The Society is grateful for the support the Lectures receive from the community. The Madison Foundation has provided a generous financial gift to fund the Lectures. We also thank the Town of Madison for offering us use of Memorial Town Hall in the early years of this program and the First Congregational Church for the use of Hubley Hall. The MHS remains delighted to be part of a town that values history and supports local civic organizations.
The 2021 Lectures will be presented via ZOOM.
Sugar, Slavery, and Social Justice
Onions and Sugar: The Connection Between Connecticut Farms and the West Indies
Presenter: Dr. Matthew Warshauer
From onions to domesticated animals, Connecticut shipped massive amounts of supplies to fuel the sugar produced by slave labor. When the American colonies declared independence, Britain summarily closed access to the islands and in doing so Connecticut’s cash economy came to a grinding halt. The result, even after the Revolution ended, was a total shift in production and in slavery. Join Warshauer as he takes you on an 18th-century voyage through the twists and turns of colonial Connecticut’s changing economy.

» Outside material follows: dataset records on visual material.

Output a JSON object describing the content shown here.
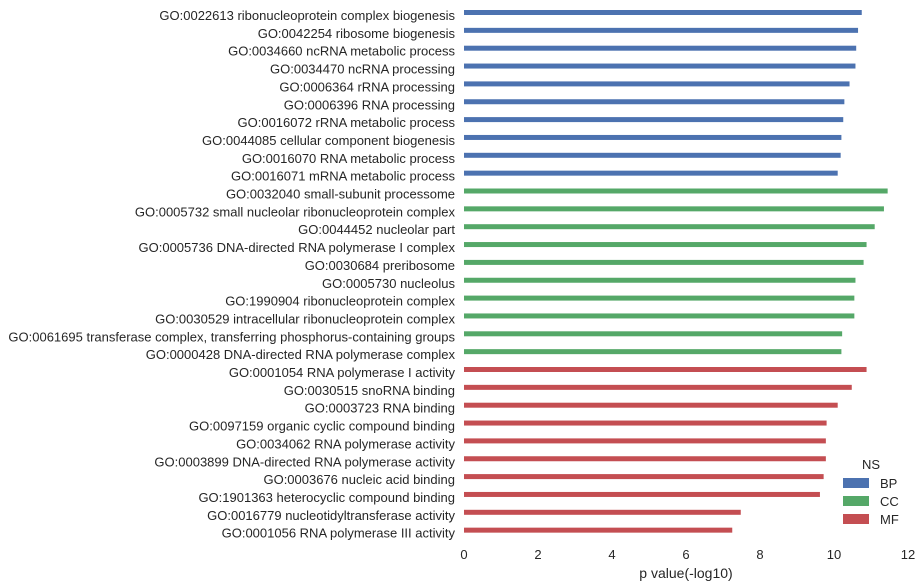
{
  "chart_data": {
    "type": "bar",
    "orientation": "horizontal",
    "xlabel": "p value(-log10)",
    "xlim": [
      0,
      12
    ],
    "xticks": [
      "0",
      "2",
      "4",
      "6",
      "8",
      "10",
      "12"
    ],
    "grid": false,
    "legend": {
      "title": "NS",
      "placement": "lower-right",
      "entries": [
        {
          "name": "BP",
          "color": "#4c72b0"
        },
        {
          "name": "CC",
          "color": "#55a868"
        },
        {
          "name": "MF",
          "color": "#c44e52"
        }
      ]
    },
    "categories": [
      "GO:0022613 ribonucleoprotein complex biogenesis",
      "GO:0042254 ribosome biogenesis",
      "GO:0034660 ncRNA metabolic process",
      "GO:0034470 ncRNA processing",
      "GO:0006364 rRNA processing",
      "GO:0006396 RNA processing",
      "GO:0016072 rRNA metabolic process",
      "GO:0044085 cellular component biogenesis",
      "GO:0016070 RNA metabolic process",
      "GO:0016071 mRNA metabolic process",
      "GO:0032040 small-subunit processome",
      "GO:0005732 small nucleolar ribonucleoprotein complex",
      "GO:0044452 nucleolar part",
      "GO:0005736 DNA-directed RNA polymerase I complex",
      "GO:0030684 preribosome",
      "GO:0005730 nucleolus",
      "GO:1990904 ribonucleoprotein complex",
      "GO:0030529 intracellular ribonucleoprotein complex",
      "GO:0061695 transferase complex, transferring phosphorus-containing groups",
      "GO:0000428 DNA-directed RNA polymerase complex",
      "GO:0001054 RNA polymerase I activity",
      "GO:0030515 snoRNA binding",
      "GO:0003723 RNA binding",
      "GO:0097159 organic cyclic compound binding",
      "GO:0034062 RNA polymerase activity",
      "GO:0003899 DNA-directed RNA polymerase activity",
      "GO:0003676 nucleic acid binding",
      "GO:1901363 heterocyclic compound binding",
      "GO:0016779 nucleotidyltransferase activity",
      "GO:0001056 RNA polymerase III activity"
    ],
    "ns": [
      "BP",
      "BP",
      "BP",
      "BP",
      "BP",
      "BP",
      "BP",
      "BP",
      "BP",
      "BP",
      "CC",
      "CC",
      "CC",
      "CC",
      "CC",
      "CC",
      "CC",
      "CC",
      "CC",
      "CC",
      "MF",
      "MF",
      "MF",
      "MF",
      "MF",
      "MF",
      "MF",
      "MF",
      "MF",
      "MF"
    ],
    "values": [
      10.75,
      10.65,
      10.6,
      10.58,
      10.42,
      10.28,
      10.25,
      10.2,
      10.18,
      10.1,
      11.45,
      11.35,
      11.1,
      10.88,
      10.8,
      10.58,
      10.55,
      10.55,
      10.22,
      10.2,
      10.88,
      10.48,
      10.1,
      9.8,
      9.78,
      9.78,
      9.72,
      9.62,
      7.48,
      7.25
    ]
  }
}
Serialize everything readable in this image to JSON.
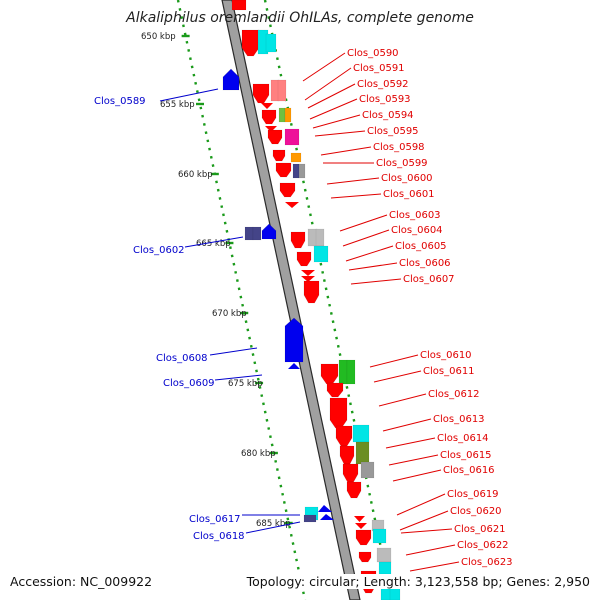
{
  "title": "Alkaliphilus oremlandii OhILAs, complete genome",
  "footer": {
    "accession": "Accession: NC_009922",
    "stats": "Topology: circular; Length: 3,123,558 bp; Genes: 2,950"
  },
  "colors": {
    "backbone": "#a0a0a0",
    "backbone_edge": "#2a2a2a",
    "scale_dots": "#1a9a1a",
    "left_label": "#0000cc",
    "right_label": "#e00000",
    "forward_genes": "#ff0000",
    "reverse_genes": "#0000ee"
  },
  "scale": {
    "unit": "kbp",
    "ticks": [
      "650 kbp",
      "655 kbp",
      "660 kbp",
      "665 kbp",
      "670 kbp",
      "675 kbp",
      "680 kbp",
      "685 kbp"
    ]
  },
  "left_labels": [
    "Clos_0589",
    "Clos_0602",
    "Clos_0608",
    "Clos_0609",
    "Clos_0617",
    "Clos_0618"
  ],
  "right_labels": [
    "Clos_0590",
    "Clos_0591",
    "Clos_0592",
    "Clos_0593",
    "Clos_0594",
    "Clos_0595",
    "Clos_0598",
    "Clos_0599",
    "Clos_0600",
    "Clos_0601",
    "Clos_0603",
    "Clos_0604",
    "Clos_0605",
    "Clos_0606",
    "Clos_0607",
    "Clos_0610",
    "Clos_0611",
    "Clos_0612",
    "Clos_0613",
    "Clos_0614",
    "Clos_0615",
    "Clos_0616",
    "Clos_0619",
    "Clos_0620",
    "Clos_0621",
    "Clos_0622",
    "Clos_0623"
  ],
  "cog_colors": [
    "#ff8080",
    "#00e5e5",
    "#70c040",
    "#ff9900",
    "#ee1199",
    "#999999",
    "#444488",
    "#6b8e23",
    "#22bb22",
    "#bbbbbb"
  ]
}
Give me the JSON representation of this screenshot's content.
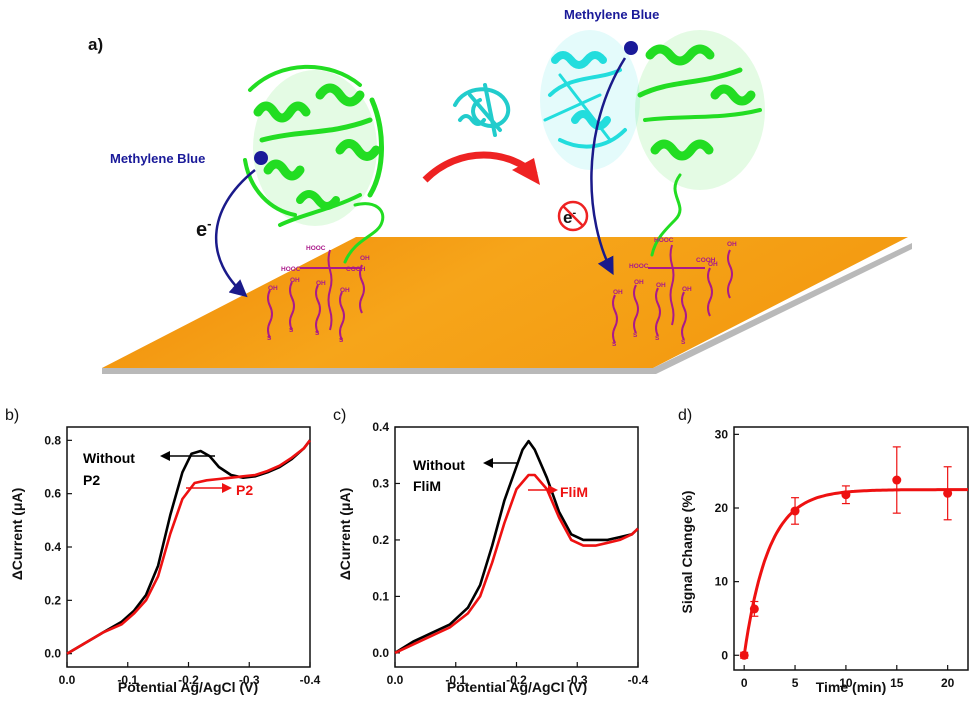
{
  "panel_a": {
    "label": "a)",
    "mb_left": "Methylene Blue",
    "mb_right": "Methylene Blue",
    "electron_left": "e",
    "electron_left_sup": "-",
    "electron_right": "e",
    "electron_right_sup": "-",
    "chem_labels": {
      "hooc_top": "HOOC",
      "hooc_side": "HOOC",
      "cooh": "COOH",
      "oh": "OH",
      "s": "S"
    },
    "colors": {
      "surface": "#f39a10",
      "protein": "#22dd22",
      "binder": "#22dddd",
      "arrow_red": "#ee2222",
      "arrow_blue": "#1a1a8a",
      "linker": "#aa1a8a",
      "mb_dot": "#1a1a99"
    }
  },
  "chart_data": [
    {
      "type": "line",
      "panel_label": "b)",
      "xlabel": "Potential Ag/AgCl (V)",
      "ylabel": "ΔCurrent (μA)",
      "xlim": [
        0.0,
        -0.4
      ],
      "ylim": [
        -0.05,
        0.85
      ],
      "xticks": [
        "0.0",
        "-0.1",
        "-0.2",
        "-0.3",
        "-0.4"
      ],
      "yticks": [
        "0.0",
        "0.2",
        "0.4",
        "0.6",
        "0.8"
      ],
      "annotations": [
        {
          "text": "Without",
          "color": "#000000"
        },
        {
          "text": "P2",
          "color": "#000000"
        },
        {
          "text": "P2",
          "color": "#ee1111"
        }
      ],
      "series": [
        {
          "color": "#000000",
          "x": [
            0.0,
            -0.03,
            -0.06,
            -0.09,
            -0.11,
            -0.13,
            -0.15,
            -0.17,
            -0.19,
            -0.205,
            -0.22,
            -0.235,
            -0.25,
            -0.27,
            -0.29,
            -0.31,
            -0.33,
            -0.35,
            -0.37,
            -0.39,
            -0.4
          ],
          "y": [
            0.0,
            0.04,
            0.08,
            0.12,
            0.16,
            0.22,
            0.33,
            0.52,
            0.68,
            0.75,
            0.76,
            0.74,
            0.7,
            0.67,
            0.66,
            0.665,
            0.68,
            0.7,
            0.73,
            0.77,
            0.8
          ]
        },
        {
          "color": "#ee1111",
          "x": [
            0.0,
            -0.03,
            -0.06,
            -0.09,
            -0.11,
            -0.13,
            -0.15,
            -0.17,
            -0.19,
            -0.21,
            -0.23,
            -0.25,
            -0.27,
            -0.29,
            -0.31,
            -0.33,
            -0.35,
            -0.37,
            -0.39,
            -0.4
          ],
          "y": [
            0.0,
            0.04,
            0.08,
            0.11,
            0.15,
            0.2,
            0.29,
            0.45,
            0.58,
            0.64,
            0.65,
            0.655,
            0.66,
            0.665,
            0.67,
            0.685,
            0.705,
            0.735,
            0.77,
            0.8
          ]
        }
      ]
    },
    {
      "type": "line",
      "panel_label": "c)",
      "xlabel": "Potential Ag/AgCl (V)",
      "ylabel": "ΔCurrent (μA)",
      "xlim": [
        0.0,
        -0.4
      ],
      "ylim": [
        -0.025,
        0.4
      ],
      "xticks": [
        "0.0",
        "-0.1",
        "-0.2",
        "-0.3",
        "-0.4"
      ],
      "yticks": [
        "0.0",
        "0.1",
        "0.2",
        "0.3",
        "0.4"
      ],
      "annotations": [
        {
          "text": "Without",
          "color": "#000000"
        },
        {
          "text": "FliM",
          "color": "#000000"
        },
        {
          "text": "FliM",
          "color": "#ee1111"
        }
      ],
      "series": [
        {
          "color": "#000000",
          "x": [
            0.0,
            -0.03,
            -0.06,
            -0.09,
            -0.12,
            -0.14,
            -0.16,
            -0.18,
            -0.2,
            -0.21,
            -0.22,
            -0.23,
            -0.25,
            -0.27,
            -0.29,
            -0.31,
            -0.33,
            -0.35,
            -0.37,
            -0.39,
            -0.4
          ],
          "y": [
            0.0,
            0.02,
            0.035,
            0.05,
            0.08,
            0.12,
            0.19,
            0.27,
            0.33,
            0.36,
            0.375,
            0.36,
            0.31,
            0.25,
            0.21,
            0.2,
            0.2,
            0.2,
            0.205,
            0.21,
            0.22
          ]
        },
        {
          "color": "#ee1111",
          "x": [
            0.0,
            -0.03,
            -0.06,
            -0.09,
            -0.12,
            -0.14,
            -0.16,
            -0.18,
            -0.2,
            -0.22,
            -0.23,
            -0.25,
            -0.27,
            -0.29,
            -0.31,
            -0.33,
            -0.35,
            -0.37,
            -0.39,
            -0.4
          ],
          "y": [
            0.0,
            0.015,
            0.03,
            0.045,
            0.07,
            0.1,
            0.16,
            0.23,
            0.29,
            0.315,
            0.315,
            0.29,
            0.24,
            0.2,
            0.19,
            0.19,
            0.195,
            0.2,
            0.21,
            0.22
          ]
        }
      ]
    },
    {
      "type": "scatter",
      "panel_label": "d)",
      "xlabel": "Time (min)",
      "ylabel": "Signal Change (%)",
      "xlim": [
        -1,
        22
      ],
      "ylim": [
        -2,
        31
      ],
      "xticks": [
        "0",
        "5",
        "10",
        "15",
        "20"
      ],
      "yticks": [
        "0",
        "10",
        "20",
        "30"
      ],
      "points": [
        {
          "x": 0,
          "y": 0.0,
          "err": 0.4
        },
        {
          "x": 1,
          "y": 6.3,
          "err": 1.0
        },
        {
          "x": 5,
          "y": 19.6,
          "err": 1.8
        },
        {
          "x": 10,
          "y": 21.8,
          "err": 1.2
        },
        {
          "x": 15,
          "y": 23.8,
          "err": 4.5
        },
        {
          "x": 20,
          "y": 22.0,
          "err": 3.6
        }
      ],
      "fit": {
        "model": "y = A(1 - exp(-k x))",
        "A": 22.5,
        "k": 0.42
      },
      "color": "#ee1111"
    }
  ]
}
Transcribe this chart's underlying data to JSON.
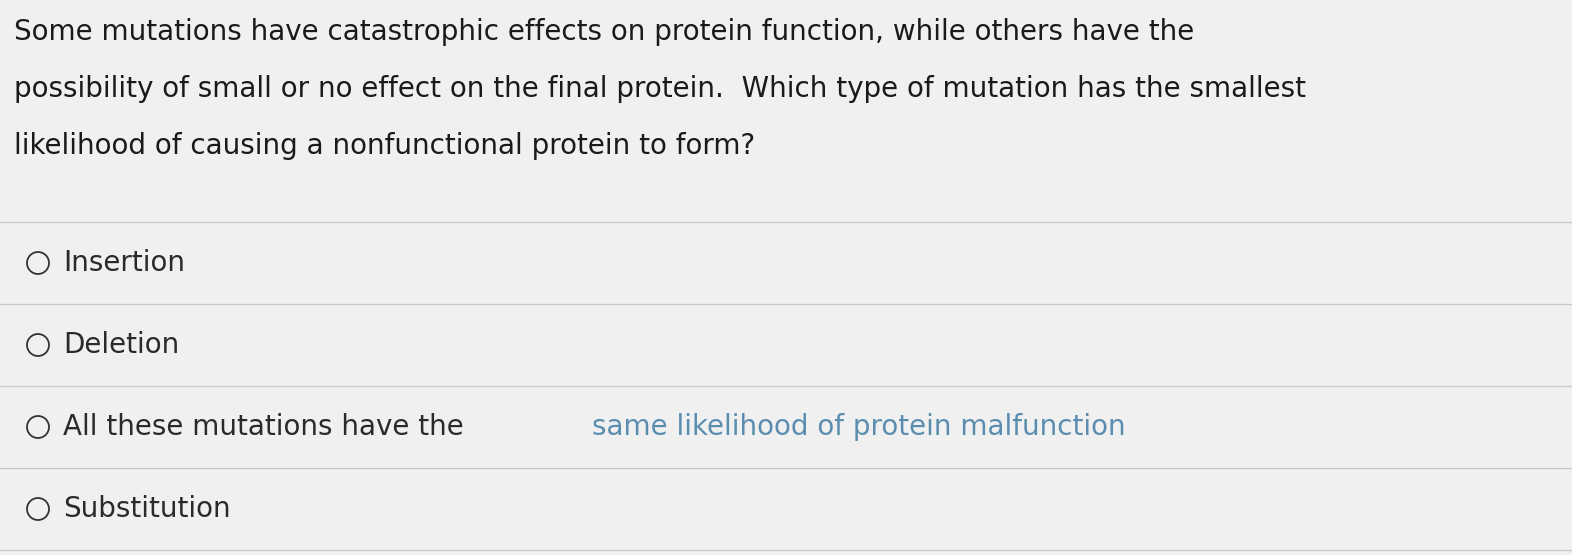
{
  "background_color": "#f0f0f0",
  "question_lines": [
    "Some mutations have catastrophic effects on protein function, while others have the",
    "possibility of small or no effect on the final protein.  Which type of mutation has the smallest",
    "likelihood of causing a nonfunctional protein to form?"
  ],
  "options": [
    "Insertion",
    "Deletion",
    "All these mutations have the same likelihood of protein malfunction",
    "Substitution"
  ],
  "option3_plain": "All these mutations have the ",
  "option3_highlight": "same likelihood of protein malfunction",
  "option_text_color": "#2a2a2a",
  "question_text_color": "#1a1a1a",
  "highlight_color": "#5b8db0",
  "divider_color": "#c8c8c8",
  "circle_color": "#333333",
  "question_font_size": 20,
  "option_font_size": 20,
  "figsize": [
    15.72,
    5.55
  ],
  "dpi": 100
}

Local Stories of Enslaved People
Presenter: Dennis Culliton
Co-founder of the Witness Stones Project and retired history teacher at Guilford's Adams Middle School, Dennis Culliton will explore the lives of local enslaved people. His research aims to restore the history and honor the humanity of the enslaved individuals who contributed to the growth of our community.
Presenter: State Representative Pat Wilson Pheanious
Daughter of a Tuskegee Airman and a descendant of enslaved persons from Guilford, Pat Wilson Pheanious will conclude the lecture series with her talk: “American Social Justice: Connecting the Past to Our Present and Building a Sustainable Future''. Her talk will explore one American family’s path from enslavement to achievement and why “social justice” for Black people in this country has been an elusive quest. Drawing on her family experience, she will explore structural obstacles, prerequisites for progress, and how we can achieve inclusion and equitable outcomes inherent in a just society. Pheanious will conclude with thoughts on developing a new American consciousness to achieve the hallowed goal of “liberty and justice for all”.
Important Visitor Information
Suggested Admission: $5 adults; $4 MHS members; $2 students and children ages 10 and older
Location: Hubley Hall at the Franklin A. Bower Church House
Note: The 2021 Lectures will be held on Zoom.
The First Congregational Church of Madison
On the historic Madison Green (26 Meetinghouse Lane)
All programs are recommended for adults and children 10 and older.
Note: In the event of inclement weather, each program will be delayed until the immediately following Sunday.